Rereading Herzog
Herzog is not even one of my favorite Bellows (those would be Henderson the Rain King, Mr. Sammler’s Planet, and The Dean’s December—two of which are included in the latest Bellow volume from Library of America) but now that I’m reading it again after many years I’m rediscovering some wonderful passages. I thought I would tweet this favorite sentence, and discovered that it’s exactly 140 characters:
There is a distant garden where curious objects grow, and there, in a lovely dusk of green, the heart of Moses E. Herzog hangs like a peach.
Here is Herzog on his way to Martha’s Vineyard:
In the mild end of the afternoon, later, at the waterside in Woods Hole, waiting for the ferry, he looked through the green darkness at the net of bright reflections on the bottom. He loved to think about the power of the sun, about light, about the ocean. The purity of the air moved him. There was no stain in the water, where schools of minnows swam. Herzog sighed and said to himself, “Praise God—praise God.” His breathing had become freer. His heart was greatly stirred by the open horizon; the deep colors; the faint iodine pungency of the Atlantic rising from weeds and mollusks; the white, fine, heavy sand; but principally by the green transparency as he looked down to the stony bottom webbed with golden lines.
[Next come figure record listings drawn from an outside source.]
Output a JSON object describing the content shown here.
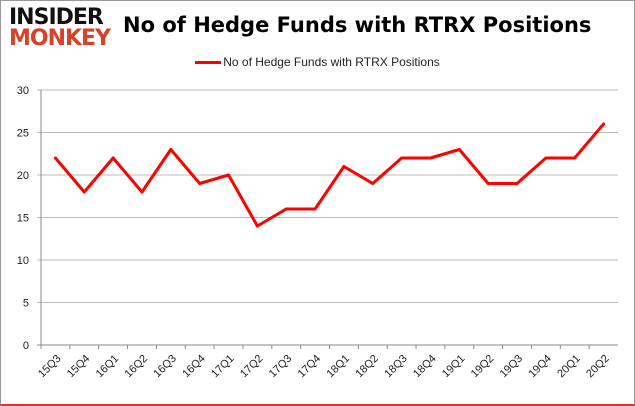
{
  "logo": {
    "line1": "INSIDER",
    "line2": "MONKEY"
  },
  "chart_data": {
    "type": "line",
    "title": "No of Hedge Funds with RTRX Positions",
    "categories": [
      "15Q3",
      "15Q4",
      "16Q1",
      "16Q2",
      "16Q3",
      "16Q4",
      "17Q1",
      "17Q2",
      "17Q3",
      "17Q4",
      "18Q1",
      "18Q2",
      "18Q3",
      "18Q4",
      "19Q1",
      "19Q2",
      "19Q3",
      "19Q4",
      "20Q1",
      "20Q2"
    ],
    "series": [
      {
        "name": "No of Hedge Funds with RTRX Positions",
        "color": "#ff0000",
        "values": [
          22,
          18,
          22,
          18,
          23,
          19,
          20,
          14,
          16,
          16,
          21,
          19,
          22,
          22,
          23,
          19,
          19,
          22,
          22,
          26
        ]
      }
    ],
    "ylim": [
      0,
      30
    ],
    "yticks": [
      0,
      5,
      10,
      15,
      20,
      25,
      30
    ],
    "grid": true,
    "legend": "top-center"
  }
}
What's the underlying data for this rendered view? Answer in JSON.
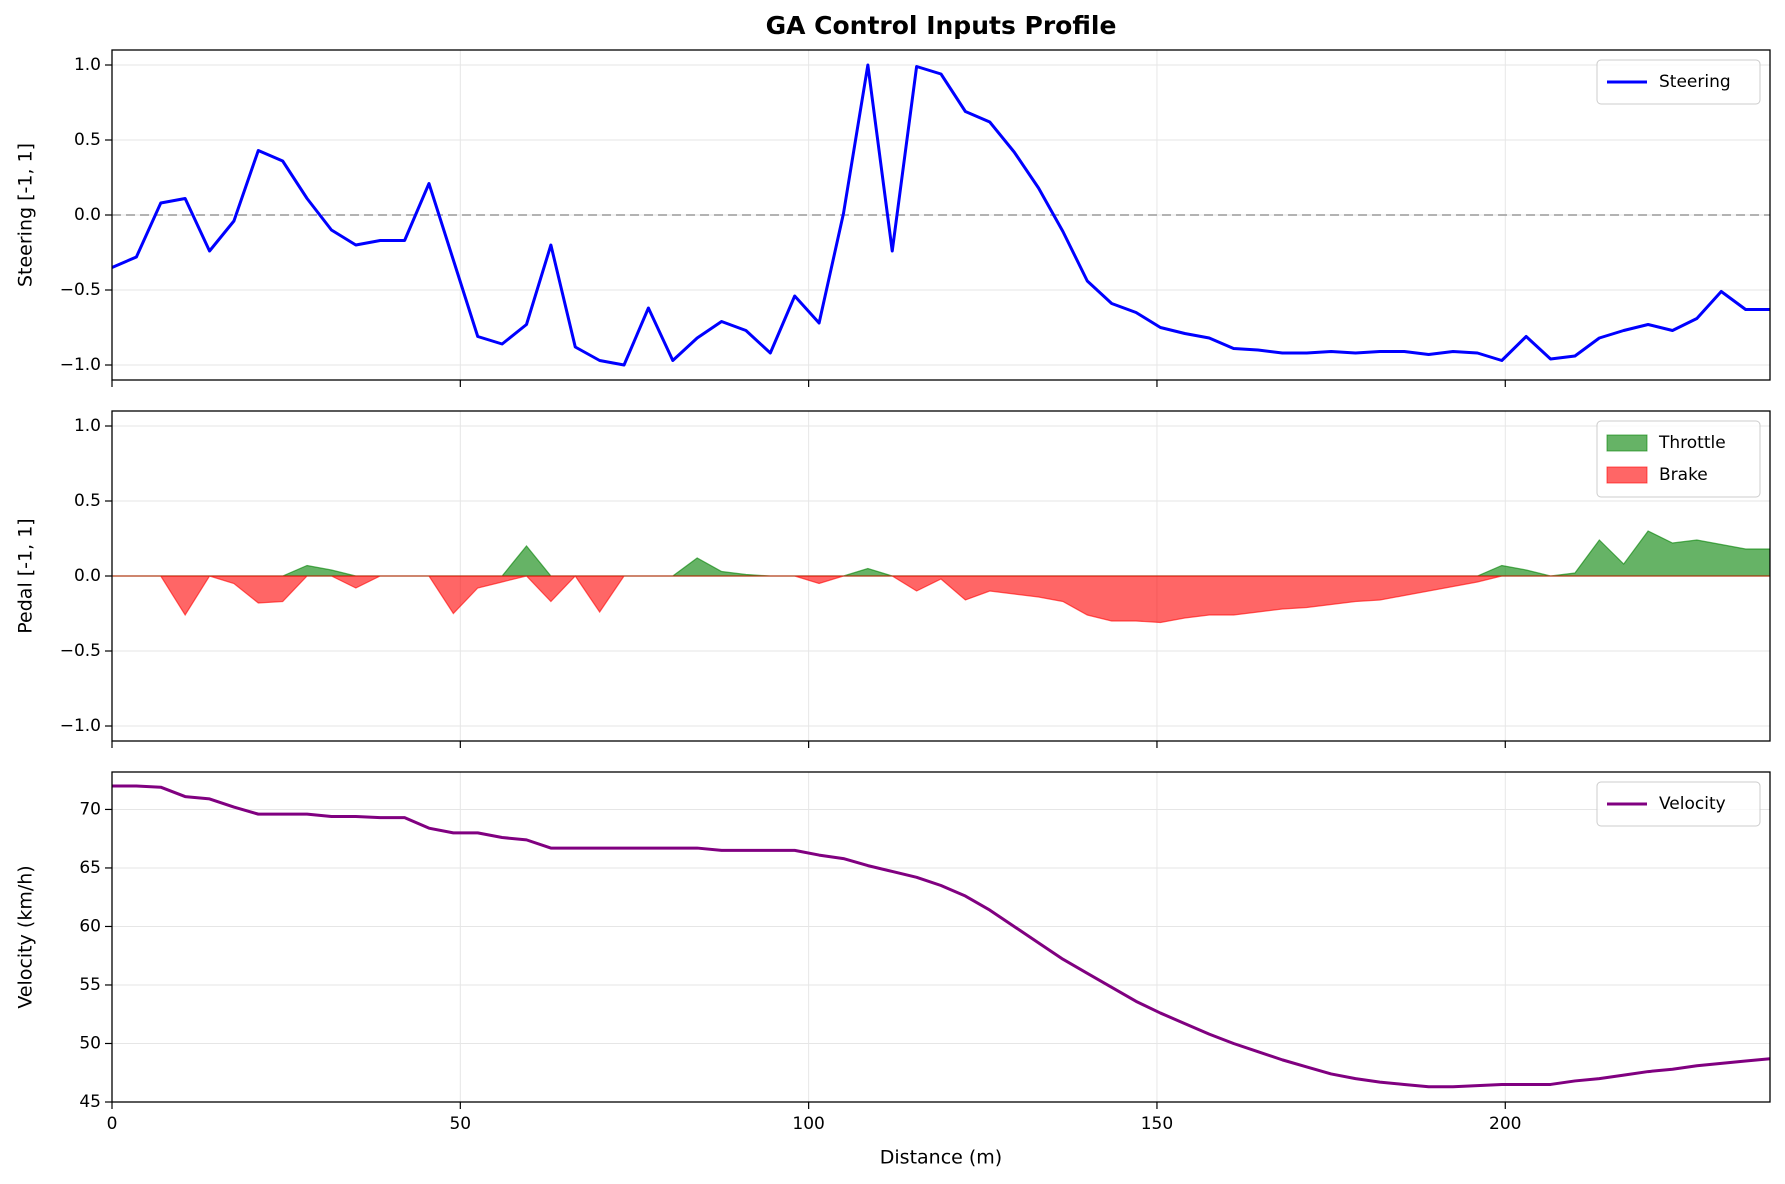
{
  "chart_data": [
    {
      "type": "line",
      "title": "GA Control Inputs Profile",
      "ylabel": "Steering [-1, 1]",
      "x": [
        0,
        3.5,
        7,
        10.5,
        14,
        17.5,
        21,
        24.5,
        28,
        31.5,
        35,
        38.5,
        42,
        45.5,
        49,
        52.5,
        56,
        59.5,
        63,
        66.5,
        70,
        73.5,
        77,
        80.5,
        84,
        87.5,
        91,
        94.5,
        98,
        101.5,
        105,
        108.5,
        112,
        115.5,
        119,
        122.5,
        126,
        129.5,
        133,
        136.5,
        140,
        143.5,
        147,
        150.5,
        154,
        157.5,
        161,
        164.5,
        168,
        171.5,
        175,
        178.5,
        182,
        185.5,
        189,
        192.5,
        196,
        199.5,
        203,
        206.5,
        210,
        213.5,
        217,
        220.5,
        224,
        227.5,
        231,
        234.5,
        238
      ],
      "series": [
        {
          "name": "Steering",
          "color": "#0000ff",
          "values": [
            -0.35,
            -0.28,
            0.08,
            0.11,
            -0.24,
            -0.04,
            0.43,
            0.36,
            0.11,
            -0.1,
            -0.2,
            -0.17,
            -0.17,
            0.21,
            -0.3,
            -0.81,
            -0.86,
            -0.73,
            -0.2,
            -0.88,
            -0.97,
            -1.0,
            -0.62,
            -0.97,
            -0.82,
            -0.71,
            -0.77,
            -0.92,
            -0.54,
            -0.72,
            0.01,
            1.0,
            -0.24,
            0.99,
            0.94,
            0.69,
            0.62,
            0.42,
            0.18,
            -0.11,
            -0.44,
            -0.59,
            -0.65,
            -0.75,
            -0.79,
            -0.82,
            -0.89,
            -0.9,
            -0.92,
            -0.92,
            -0.91,
            -0.92,
            -0.91,
            -0.91,
            -0.93,
            -0.91,
            -0.92,
            -0.97,
            -0.81,
            -0.96,
            -0.94,
            -0.82,
            -0.77,
            -0.73,
            -0.77,
            -0.69,
            -0.51,
            -0.63,
            -0.63
          ]
        }
      ],
      "xlim": [
        0,
        238
      ],
      "xticks": [
        0,
        50,
        100,
        150,
        200
      ],
      "ylim": [
        -1.1,
        1.1
      ],
      "yticks": [
        {
          "value": -1,
          "label": "−1.0"
        },
        {
          "value": -0.5,
          "label": "−0.5"
        },
        {
          "value": 0,
          "label": "0.0"
        },
        {
          "value": 0.5,
          "label": "0.5"
        },
        {
          "value": 1,
          "label": "1.0"
        }
      ],
      "reference_line": 0,
      "grid": true,
      "legend": "upper-right"
    },
    {
      "type": "area",
      "ylabel": "Pedal [-1, 1]",
      "x": [
        0,
        3.5,
        7,
        10.5,
        14,
        17.5,
        21,
        24.5,
        28,
        31.5,
        35,
        38.5,
        42,
        45.5,
        49,
        52.5,
        56,
        59.5,
        63,
        66.5,
        70,
        73.5,
        77,
        80.5,
        84,
        87.5,
        91,
        94.5,
        98,
        101.5,
        105,
        108.5,
        112,
        115.5,
        119,
        122.5,
        126,
        129.5,
        133,
        136.5,
        140,
        143.5,
        147,
        150.5,
        154,
        157.5,
        161,
        164.5,
        168,
        171.5,
        175,
        178.5,
        182,
        185.5,
        189,
        192.5,
        196,
        199.5,
        203,
        206.5,
        210,
        213.5,
        217,
        220.5,
        224,
        227.5,
        231,
        234.5,
        238
      ],
      "series": [
        {
          "name": "Throttle",
          "color": "#008000",
          "values": [
            0,
            0,
            0,
            0,
            0,
            0,
            0,
            0,
            0.07,
            0.04,
            0,
            0,
            0,
            0,
            0,
            0,
            0,
            0.2,
            0,
            0,
            0,
            0,
            0,
            0,
            0.12,
            0.03,
            0.01,
            0,
            0,
            0,
            0,
            0.05,
            0,
            0,
            0,
            0,
            0,
            0,
            0,
            0,
            0,
            0,
            0,
            0,
            0,
            0,
            0,
            0,
            0,
            0,
            0,
            0,
            0,
            0,
            0,
            0,
            0,
            0.07,
            0.04,
            0,
            0.02,
            0.24,
            0.08,
            0.3,
            0.22,
            0.24,
            0.21,
            0.18,
            0.18
          ]
        },
        {
          "name": "Brake",
          "color": "#ff0000",
          "values": [
            0,
            0,
            0,
            -0.26,
            0,
            -0.05,
            -0.18,
            -0.17,
            0,
            0,
            -0.08,
            0,
            0,
            0,
            -0.25,
            -0.08,
            -0.04,
            0,
            -0.17,
            0,
            -0.24,
            0,
            0,
            0,
            0,
            0,
            0,
            0,
            0,
            -0.05,
            0,
            0,
            0,
            -0.1,
            -0.02,
            -0.16,
            -0.1,
            -0.12,
            -0.14,
            -0.17,
            -0.26,
            -0.3,
            -0.3,
            -0.31,
            -0.28,
            -0.26,
            -0.26,
            -0.24,
            -0.22,
            -0.21,
            -0.19,
            -0.17,
            -0.16,
            -0.13,
            -0.1,
            -0.07,
            -0.04,
            0,
            0,
            0,
            0,
            0,
            0,
            0,
            0,
            0,
            0,
            0,
            0
          ]
        }
      ],
      "xlim": [
        0,
        238
      ],
      "xticks": [
        0,
        50,
        100,
        150,
        200
      ],
      "ylim": [
        -1.1,
        1.1
      ],
      "yticks": [
        {
          "value": -1,
          "label": "−1.0"
        },
        {
          "value": -0.5,
          "label": "−0.5"
        },
        {
          "value": 0,
          "label": "0.0"
        },
        {
          "value": 0.5,
          "label": "0.5"
        },
        {
          "value": 1,
          "label": "1.0"
        }
      ],
      "grid": true,
      "legend": "upper-right"
    },
    {
      "type": "line",
      "ylabel": "Velocity (km/h)",
      "xlabel": "Distance (m)",
      "x": [
        0,
        3.5,
        7,
        10.5,
        14,
        17.5,
        21,
        24.5,
        28,
        31.5,
        35,
        38.5,
        42,
        45.5,
        49,
        52.5,
        56,
        59.5,
        63,
        66.5,
        70,
        73.5,
        77,
        80.5,
        84,
        87.5,
        91,
        94.5,
        98,
        101.5,
        105,
        108.5,
        112,
        115.5,
        119,
        122.5,
        126,
        129.5,
        133,
        136.5,
        140,
        143.5,
        147,
        150.5,
        154,
        157.5,
        161,
        164.5,
        168,
        171.5,
        175,
        178.5,
        182,
        185.5,
        189,
        192.5,
        196,
        199.5,
        203,
        206.5,
        210,
        213.5,
        217,
        220.5,
        224,
        227.5,
        231,
        234.5,
        238
      ],
      "series": [
        {
          "name": "Velocity",
          "color": "#800080",
          "values": [
            72.0,
            72.0,
            71.9,
            71.1,
            70.9,
            70.2,
            69.6,
            69.6,
            69.6,
            69.4,
            69.4,
            69.3,
            69.3,
            68.4,
            68.0,
            68.0,
            67.6,
            67.4,
            66.7,
            66.7,
            66.7,
            66.7,
            66.7,
            66.7,
            66.7,
            66.5,
            66.5,
            66.5,
            66.5,
            66.1,
            65.8,
            65.2,
            64.7,
            64.2,
            63.5,
            62.6,
            61.4,
            60.0,
            58.6,
            57.2,
            56.0,
            54.8,
            53.6,
            52.6,
            51.7,
            50.8,
            50.0,
            49.3,
            48.6,
            48.0,
            47.4,
            47.0,
            46.7,
            46.5,
            46.3,
            46.3,
            46.4,
            46.5,
            46.5,
            46.5,
            46.8,
            47.0,
            47.3,
            47.6,
            47.8,
            48.1,
            48.3,
            48.5,
            48.7
          ]
        }
      ],
      "xlim": [
        0,
        238
      ],
      "xticks": [
        0,
        50,
        100,
        150,
        200
      ],
      "ylim": [
        45,
        73.2
      ],
      "yticks": [
        45,
        50,
        55,
        60,
        65,
        70
      ],
      "grid": true,
      "legend": "upper-right"
    }
  ]
}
And here he is watching some demolition in New York City (on the same page where his heart hangs like a peach):
At the corner he paused to watch the work of the wrecking crew. The great metal ball swung at the walls, passed easily through brick, and entered the rooms, the lazy weight browsing on kitchens and parlors. Everything it touched wavered and burst, spilled down. There rose a white tranquil cloud of plaster dust. The afternoon was ending, and in the widening area of demolition was a fire, fed by the wreckage. Moses heard the air, softly pulled toward the flames, felt the heat. The workmen, heaping the bonfire with wood, threw strips of molding like javelins.